As its title conveys, the show is mounted around five original commissions, created especially for the exhibition, as well as what we are calling a “pause,” an inflection that penetrates each and every one of the phonic circumstances that take place as part of the show.
For over ten years, Tania Candiani’s work has explored different paths and social phenomena that link aesthetics and language. In the present show for the Laboratorio de Arte Alameda, the proposal is oriented toward processes and artifacts generated by what we are calling phonic circumstances; each of them contains and expands a type of imaginary associated with machines, instruments and specific technologies whose sonorous/phonetic quality is exposed to one of the eponymous variations. They represent new “ways of listening” that call on the affect of what can be heard, but also on a destabilization of the notion of “utility” that is homogenously assigned to machines, instruments and other featured techniques: organ, player piano, sound engineering, the work of scribes, embroiderers and campaniles. Every device refers to a specific technology associated with a particular phonic circumstance (sound, music, orality, sign-based).

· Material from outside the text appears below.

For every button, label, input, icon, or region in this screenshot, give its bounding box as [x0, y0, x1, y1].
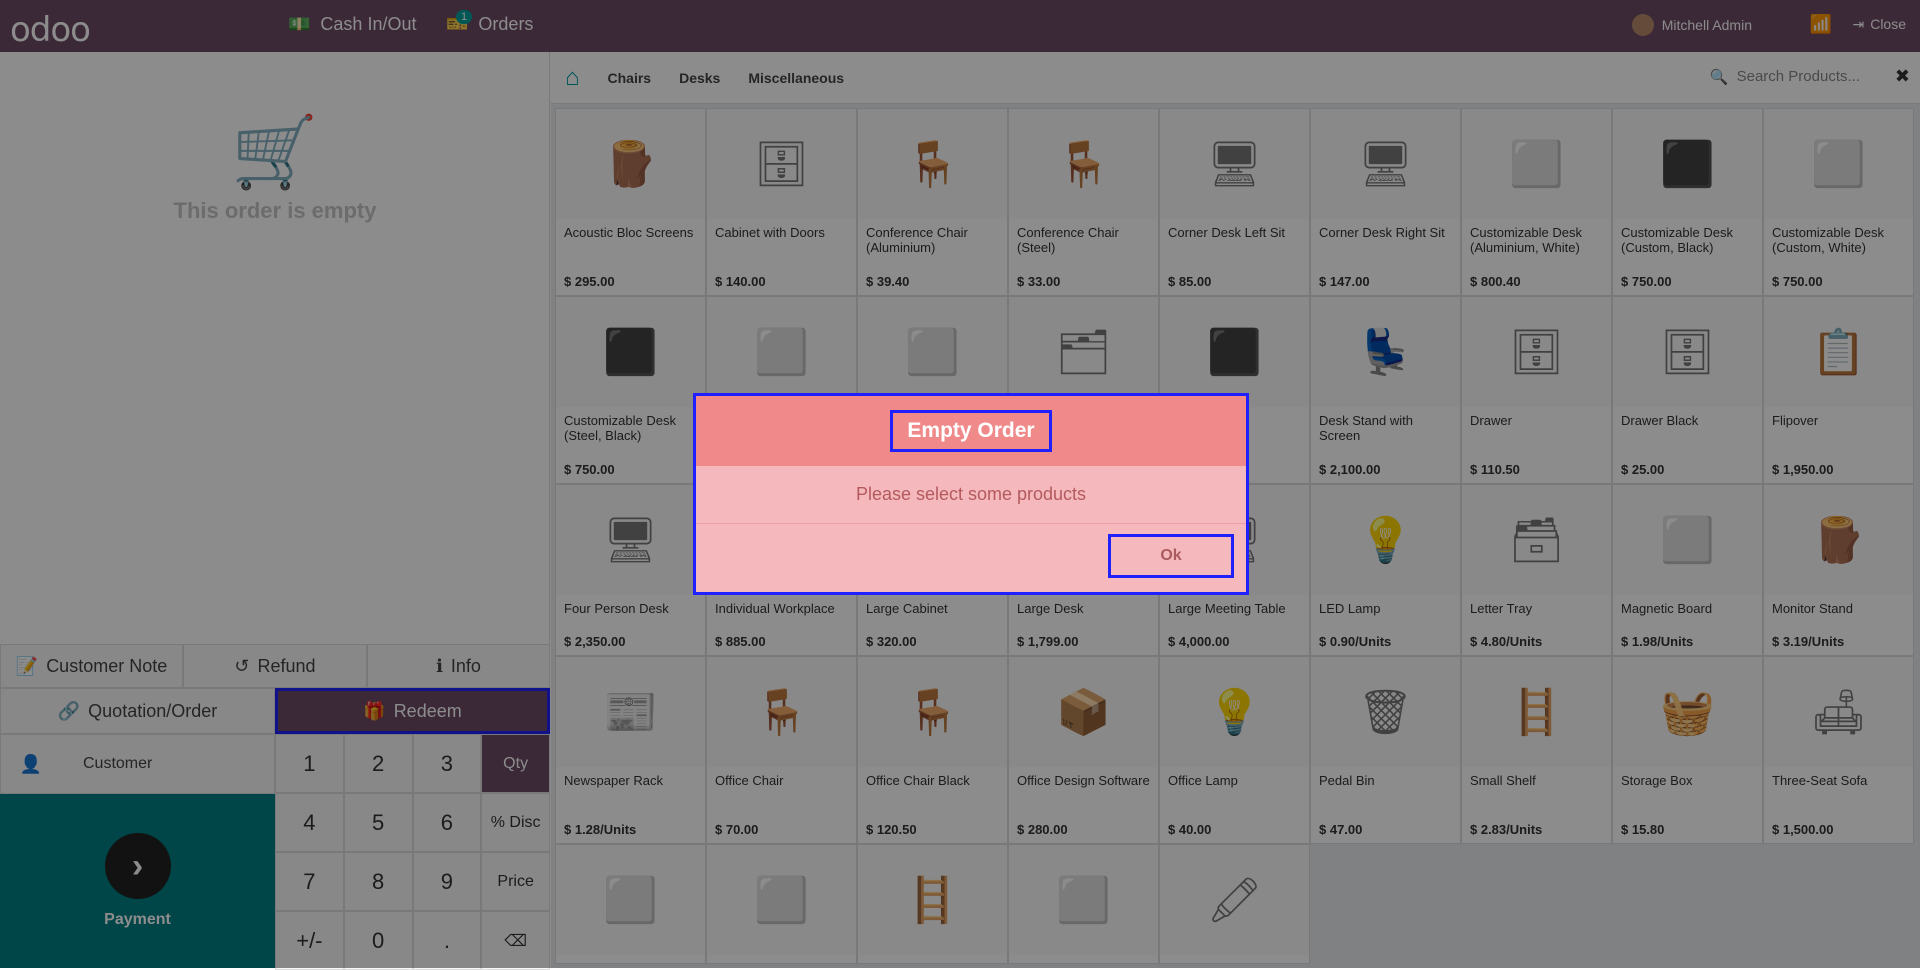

To visitors who wonder what first started this proposal, we would have to say unfathomable research into talking machines—sound- and voice-reproduction machines that elicit specific questions with regard to narrative, plot, the sound of writing and reading methods, and that lead to questions about code-system complexity, trans-codification, language encrypting and confession.
As has been the case for some two years, our work perspective has been inscribed within several branches of experimentation generated by media archaeology. As such, the five variations the show stages refer constantly to a number of communications model- and format-transformations that create tension in the relationship between scientific knowledge and the human factor and additionally emphasize the dislocation experience present in contemporary media’s expansive range. Thus various disturbance elements are set in motion within the peaceful space of the Laboratorio, where media act in programmed and predetermined ways.

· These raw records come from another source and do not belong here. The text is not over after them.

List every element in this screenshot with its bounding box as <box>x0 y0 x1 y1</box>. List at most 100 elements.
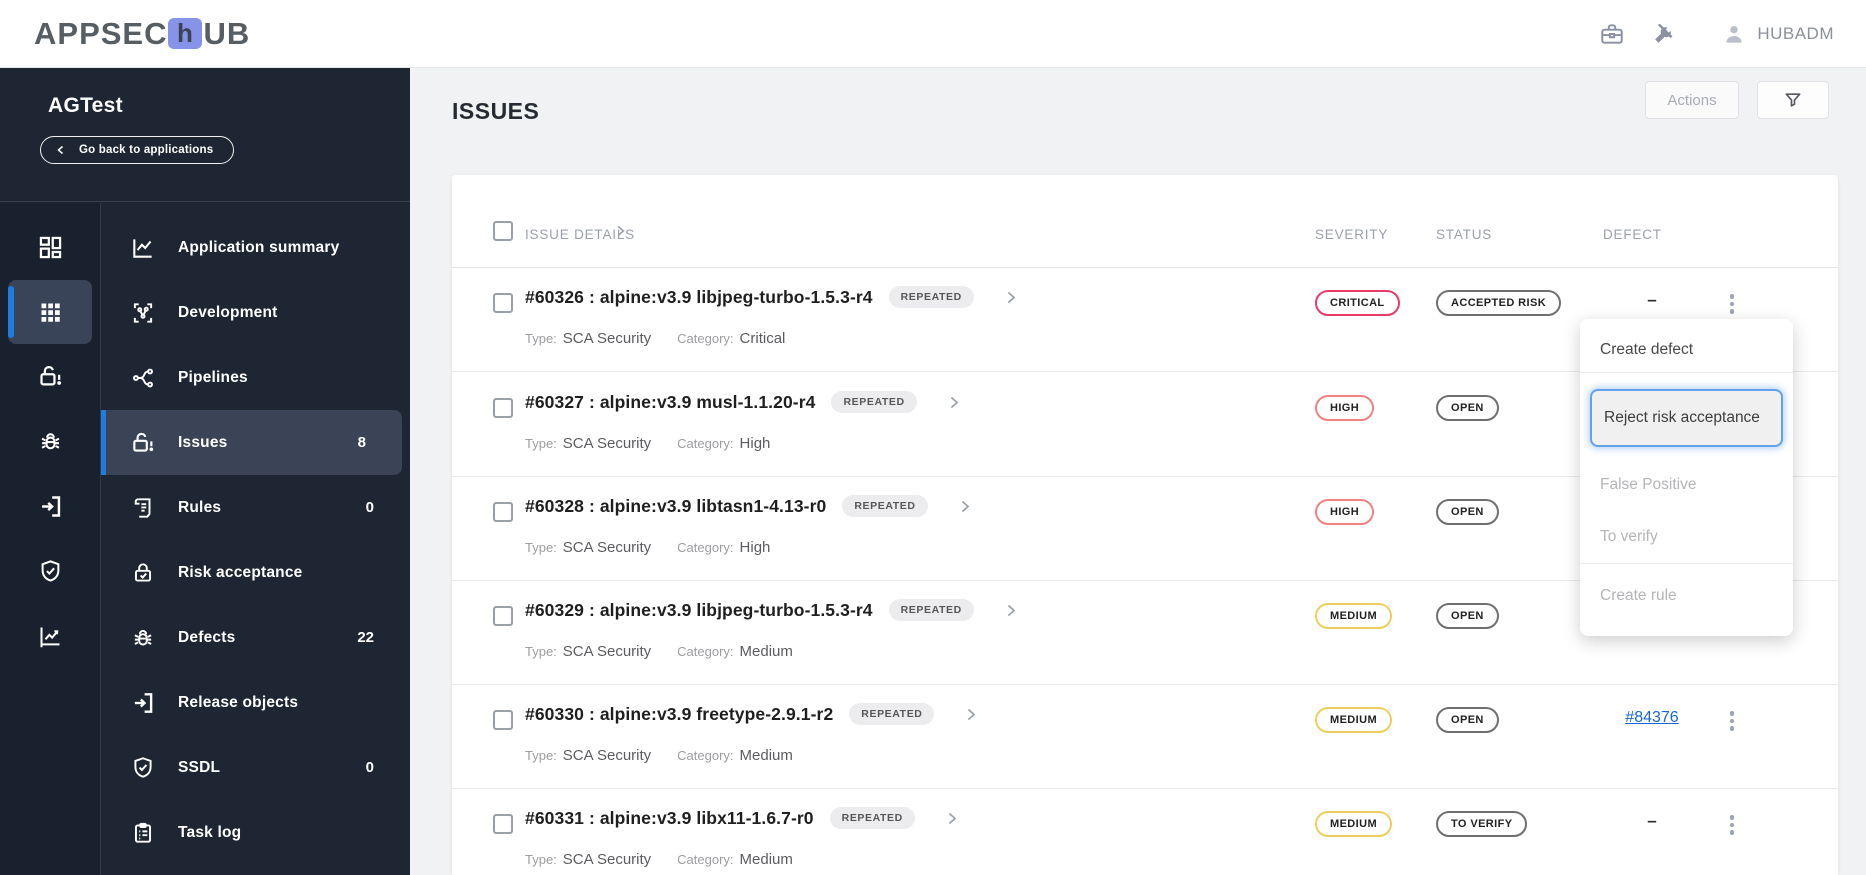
chevron-right-icon <box>1007 291 1016 303</box>
sidebar-item-ssdl[interactable]: SSDL 0 <box>101 735 410 800</box>
application-name: AGTest <box>48 94 123 117</box>
row-checkbox[interactable] <box>493 293 513 313</box>
sidebar-item-defects[interactable]: Defects 22 <box>101 605 410 670</box>
issue-meta: Type: SCA Security Category: Critical <box>525 330 785 347</box>
expand-row-chevron[interactable] <box>1002 602 1019 619</box>
unlock-alert-icon <box>39 365 61 386</box>
sidebar-item-count: 8 <box>357 434 366 451</box>
sidebar-item-label: Defects <box>178 628 236 646</box>
type-label: Type: <box>525 331 557 346</box>
user-avatar-icon <box>1726 25 1742 43</box>
sidebar-item-task-log[interactable]: Task log <box>101 800 410 865</box>
rail-item-dashboard[interactable] <box>0 215 100 280</box>
category-label: Category: <box>677 540 734 555</box>
rail-item-analytics[interactable] <box>0 604 100 669</box>
type-label: Type: <box>525 540 557 555</box>
sidebar-item-application-summary[interactable]: Application summary <box>101 215 410 280</box>
type-value: SCA Security <box>562 330 652 347</box>
logo-text-right: UB <box>203 15 251 51</box>
category-value: Medium <box>739 643 793 660</box>
sidebar-item-development[interactable]: Development <box>101 280 410 345</box>
chevron-right-icon <box>968 708 976 720</box>
sidebar-item-label: Release objects <box>178 693 299 711</box>
expand-row-chevron[interactable] <box>956 498 973 515</box>
row-menu-button[interactable] <box>1717 290 1747 318</box>
table-row: #60331 : alpine:v3.9 libx11-1.6.7-r0 REP… <box>452 789 1838 875</box>
issue-meta: Type: SCA Security Category: Medium <box>525 643 793 660</box>
row-menu-button[interactable] <box>1717 811 1747 839</box>
issue-title[interactable]: #60330 : alpine:v3.9 freetype-2.9.1-r2 <box>525 704 833 725</box>
expand-row-chevron[interactable] <box>962 706 979 723</box>
category-label: Category: <box>677 748 734 763</box>
grid-icon <box>41 303 60 322</box>
issue-title[interactable]: #60327 : alpine:v3.9 musl-1.1.20-r4 <box>525 392 815 413</box>
sidebar-menu: Application summary Development Pipeline… <box>101 203 410 875</box>
app-logo: APPSEC h UB <box>34 16 250 52</box>
exit-door-icon <box>41 496 60 517</box>
sidebar-item-issues[interactable]: Issues 8 <box>101 410 402 475</box>
sidebar-item-pipelines[interactable]: Pipelines <box>101 345 410 410</box>
severity-badge: CRITICAL <box>1315 290 1400 316</box>
menu-divider <box>1580 372 1793 373</box>
chart-icon <box>39 627 59 648</box>
expand-all-chevron[interactable] <box>612 223 628 244</box>
row-checkbox[interactable] <box>493 502 513 522</box>
go-back-button[interactable]: Go back to applications <box>40 136 235 164</box>
issue-title[interactable]: #60329 : alpine:v3.9 libjpeg-turbo-1.5.3… <box>525 600 873 621</box>
row-menu-button[interactable] <box>1717 707 1747 735</box>
sidebar-item-label: Task log <box>178 823 242 841</box>
menu-item-reject-risk-acceptance[interactable]: Reject risk acceptance <box>1590 389 1783 447</box>
sidebar-item-release-objects[interactable]: Release objects <box>101 670 410 735</box>
chevron-right-icon <box>948 812 957 824</box>
type-label: Type: <box>525 748 557 763</box>
clipboard-list-icon <box>134 822 152 843</box>
issue-title[interactable]: #60331 : alpine:v3.9 libx11-1.6.7-r0 <box>525 808 814 829</box>
chevron-right-icon <box>950 396 959 408</box>
tools-icon[interactable] <box>1651 21 1677 47</box>
column-header-status: STATUS <box>1436 227 1493 242</box>
rail-item-issues[interactable] <box>0 344 100 409</box>
actions-button[interactable]: Actions <box>1645 81 1739 119</box>
top-bar: APPSEC h UB HUBADM <box>0 0 1866 68</box>
severity-badge: MEDIUM <box>1315 811 1393 837</box>
sidebar-item-risk-acceptance[interactable]: Risk acceptance <box>101 540 410 605</box>
shield-check-icon <box>134 756 152 778</box>
expand-row-chevron[interactable] <box>943 810 960 827</box>
menu-item-create-defect[interactable]: Create defect <box>1580 327 1793 372</box>
filter-button[interactable] <box>1757 81 1829 119</box>
category-label: Category: <box>677 852 734 867</box>
rail-item-release-objects[interactable] <box>0 474 100 539</box>
icon-rail <box>0 203 101 875</box>
repeated-badge: REPEATED <box>888 599 974 621</box>
sidebar-item-label: Development <box>178 303 278 321</box>
sidebar-item-count: 0 <box>365 759 374 776</box>
logo-h-tile: h <box>168 18 203 49</box>
expand-row-chevron[interactable] <box>1002 289 1019 306</box>
row-checkbox[interactable] <box>493 814 513 834</box>
rail-item-defects[interactable] <box>0 409 100 474</box>
user-menu[interactable]: HUBADM <box>1721 21 1834 47</box>
sidebar-item-rules[interactable]: Rules 0 <box>101 475 410 540</box>
select-all-checkbox[interactable] <box>493 221 513 241</box>
sidebar-item-count: 0 <box>365 499 374 516</box>
expand-row-chevron[interactable] <box>945 394 962 411</box>
chevron-left-icon <box>57 145 63 155</box>
issue-title[interactable]: #60326 : alpine:v3.9 libjpeg-turbo-1.5.3… <box>525 287 873 308</box>
username: HUBADM <box>1757 23 1834 43</box>
row-checkbox[interactable] <box>493 398 513 418</box>
sidebar-header: AGTest Go back to applications <box>0 68 410 202</box>
rail-item-ssdl[interactable] <box>0 539 100 604</box>
category-label: Category: <box>677 436 734 451</box>
row-checkbox[interactable] <box>493 606 513 626</box>
briefcase-icon[interactable] <box>1599 21 1625 47</box>
defect-cell: – <box>1647 290 1657 309</box>
type-value: SCA Security <box>562 851 652 868</box>
issue-title[interactable]: #60328 : alpine:v3.9 libtasn1-4.13-r0 <box>525 496 826 517</box>
category-value: Medium <box>739 851 793 868</box>
sidebar-item-label: Pipelines <box>178 368 248 386</box>
row-checkbox[interactable] <box>493 710 513 730</box>
sidebar-item-count: 22 <box>357 629 374 646</box>
sidebar-item-label: Issues <box>178 433 228 451</box>
rail-item-apps-selected[interactable] <box>8 280 92 344</box>
defect-link[interactable]: #84376 <box>1625 709 1678 726</box>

In his memorable article “Technology as Magic in the Late Middle Ages and the Renaissance,” William Eamon points to a situation that seems not to have radically changed to date, or at least not as it relates to interpretation and social drama. Eamon speaks of Italian philosopher Tommaso Campanella’s novel definition of invention, in which invention is the result of scientific investigation that contains a “magic” side that elicits astonishment and desire in spectators. The variations that Candiani proposes in the present exhibition are also inventions in that they too contain that intention of stirring up a potential for astonishment and unease in viewers, thus spurring desire. This is the fundamental miracle of modern technology that Adlai Stevenson spoke of when he called it “the magic wand that brings us what we wish for,” above all when that wish lies somewhere in the realm of the secret—in those not-yet-but-about-to-be-revealed “pause” moments. Finally—returning to Eamon’s words—“as long as people retain their capacity for astonishment, human invention will retain its magic.” Within all the twists and turns this astonishment elicits, each of the variations activates probes into the feelings of participants—who become aware of their personal involvement in the poetics implicit to any transformation.